Bir cam temizleyicisi camları temizlemek için hazırlanırken, çalıştığı apartman dairesindeki çok değerli bir vazoyu istemeden kırıvermişti.

Daire sahibinin, vazonun değerine karşılık işçiden bir bedel tahsil etmesi gerekir miydiş Gerekirdi, ancak daire sahibi cam temizleyicisinden bu parayı talep etmedi. Vazonun bedelini, işçiye ödemesi gereken cam temizleme ücretinden düşmeye hakkı var mıydış Vardı, ama daire sahibi vazonun değerini cam temizleme ücretinden düşmedi. Daire sahibi, bu kararı verirken ve bu haklı talebinden vazgeçerken, Talmud'da yer alan çok benzer bir vakadan ilham alarak hareket etmişti:

Evinde çalışanlar Bar Hanan oğlu Rabbah'ya ait bir şarap şişesini dikkatsizlikleri yüzünden kırmışlardı. Şarabın bedelini ödemedikleri için de Rabbah, çalışanların paltolarına el koymuştu. Çalışanlar bu konudaki şikayetlerini Rav'a götürmüşlerdi.

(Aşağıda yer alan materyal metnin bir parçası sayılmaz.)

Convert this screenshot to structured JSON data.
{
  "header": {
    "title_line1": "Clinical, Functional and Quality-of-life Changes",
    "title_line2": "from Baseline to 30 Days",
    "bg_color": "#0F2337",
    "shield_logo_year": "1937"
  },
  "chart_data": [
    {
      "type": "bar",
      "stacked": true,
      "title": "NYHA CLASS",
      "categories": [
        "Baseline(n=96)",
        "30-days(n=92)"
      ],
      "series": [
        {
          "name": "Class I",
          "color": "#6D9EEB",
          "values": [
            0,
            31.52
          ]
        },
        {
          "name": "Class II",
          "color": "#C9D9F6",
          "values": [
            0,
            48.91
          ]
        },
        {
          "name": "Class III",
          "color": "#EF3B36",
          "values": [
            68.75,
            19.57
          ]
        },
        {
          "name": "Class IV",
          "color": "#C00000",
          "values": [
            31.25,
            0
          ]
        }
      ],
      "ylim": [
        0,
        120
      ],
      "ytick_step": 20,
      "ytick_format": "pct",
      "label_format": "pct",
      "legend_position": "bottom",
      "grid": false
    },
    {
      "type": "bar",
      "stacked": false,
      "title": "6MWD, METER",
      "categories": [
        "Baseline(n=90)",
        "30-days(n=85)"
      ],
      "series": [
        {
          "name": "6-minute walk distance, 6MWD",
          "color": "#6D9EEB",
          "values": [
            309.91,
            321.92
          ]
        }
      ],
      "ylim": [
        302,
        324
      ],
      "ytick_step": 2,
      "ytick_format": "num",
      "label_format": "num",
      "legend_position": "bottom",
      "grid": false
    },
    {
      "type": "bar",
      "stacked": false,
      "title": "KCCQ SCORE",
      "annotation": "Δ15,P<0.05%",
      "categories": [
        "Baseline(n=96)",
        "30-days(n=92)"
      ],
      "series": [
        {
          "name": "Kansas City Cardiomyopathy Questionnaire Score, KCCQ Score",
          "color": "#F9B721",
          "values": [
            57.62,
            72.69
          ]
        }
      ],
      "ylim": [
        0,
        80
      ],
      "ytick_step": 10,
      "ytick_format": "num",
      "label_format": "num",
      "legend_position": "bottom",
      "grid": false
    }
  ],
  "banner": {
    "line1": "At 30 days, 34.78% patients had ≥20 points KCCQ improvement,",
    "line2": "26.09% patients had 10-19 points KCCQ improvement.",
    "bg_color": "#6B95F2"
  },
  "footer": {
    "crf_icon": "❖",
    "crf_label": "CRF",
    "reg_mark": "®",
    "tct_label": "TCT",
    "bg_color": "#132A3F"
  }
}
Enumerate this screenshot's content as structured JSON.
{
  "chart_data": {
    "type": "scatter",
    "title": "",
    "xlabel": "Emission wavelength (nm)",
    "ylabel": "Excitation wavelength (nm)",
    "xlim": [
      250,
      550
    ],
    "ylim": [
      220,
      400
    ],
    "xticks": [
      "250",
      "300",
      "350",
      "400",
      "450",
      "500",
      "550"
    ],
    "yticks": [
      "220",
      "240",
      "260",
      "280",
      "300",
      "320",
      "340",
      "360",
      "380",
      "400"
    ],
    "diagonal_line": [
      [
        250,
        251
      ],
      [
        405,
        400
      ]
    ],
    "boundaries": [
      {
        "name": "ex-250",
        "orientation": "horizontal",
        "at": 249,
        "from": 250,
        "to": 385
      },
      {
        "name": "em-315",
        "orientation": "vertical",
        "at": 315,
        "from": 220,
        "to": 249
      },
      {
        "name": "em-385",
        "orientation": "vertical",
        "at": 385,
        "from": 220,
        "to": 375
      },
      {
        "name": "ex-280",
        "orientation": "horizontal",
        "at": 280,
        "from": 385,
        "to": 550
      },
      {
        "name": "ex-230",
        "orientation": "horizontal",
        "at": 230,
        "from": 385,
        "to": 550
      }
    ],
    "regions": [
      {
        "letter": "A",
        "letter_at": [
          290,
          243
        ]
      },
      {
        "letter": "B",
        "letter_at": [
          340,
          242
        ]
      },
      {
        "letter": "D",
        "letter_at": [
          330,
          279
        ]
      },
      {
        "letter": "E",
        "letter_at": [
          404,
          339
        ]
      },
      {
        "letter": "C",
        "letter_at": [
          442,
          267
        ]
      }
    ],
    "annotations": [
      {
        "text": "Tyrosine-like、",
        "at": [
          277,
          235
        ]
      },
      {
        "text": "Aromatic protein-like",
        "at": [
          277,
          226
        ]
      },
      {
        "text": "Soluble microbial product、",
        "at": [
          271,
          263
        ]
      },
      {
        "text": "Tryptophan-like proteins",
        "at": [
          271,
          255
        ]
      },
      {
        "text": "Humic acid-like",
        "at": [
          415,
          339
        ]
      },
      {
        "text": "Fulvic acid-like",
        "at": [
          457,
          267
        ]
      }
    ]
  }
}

Davayı inceledikten sonra Rav şöyle buyurmuştu:

"Paltolarını kendilerine iade et."
"Yasa öyle mi diyor" diye sormuş Rabbah.
"Evet. Zira şöyle yazılıdır: 'Bu nedenle sen iyilerin yolunda yürü'" (Mişle 2:20).
Rabbah çalışanlara paltolarını iade etmiş. Onlar Rav'a şikayet etmeye devam etmişler: "Biz fakir insanlarız. Bütün gün çalıştık, açız. Hiçbir şeyimiz yok."
Rav şöyle buyurmuş: "Git ve onlara paralarını ver."
"Yasa öyle mi diyor" diye sormuş Rabbah.
"Evet. Zira şöyle de yazılıdır: 'Doğruların izinden git.'" (Mişle 2:20).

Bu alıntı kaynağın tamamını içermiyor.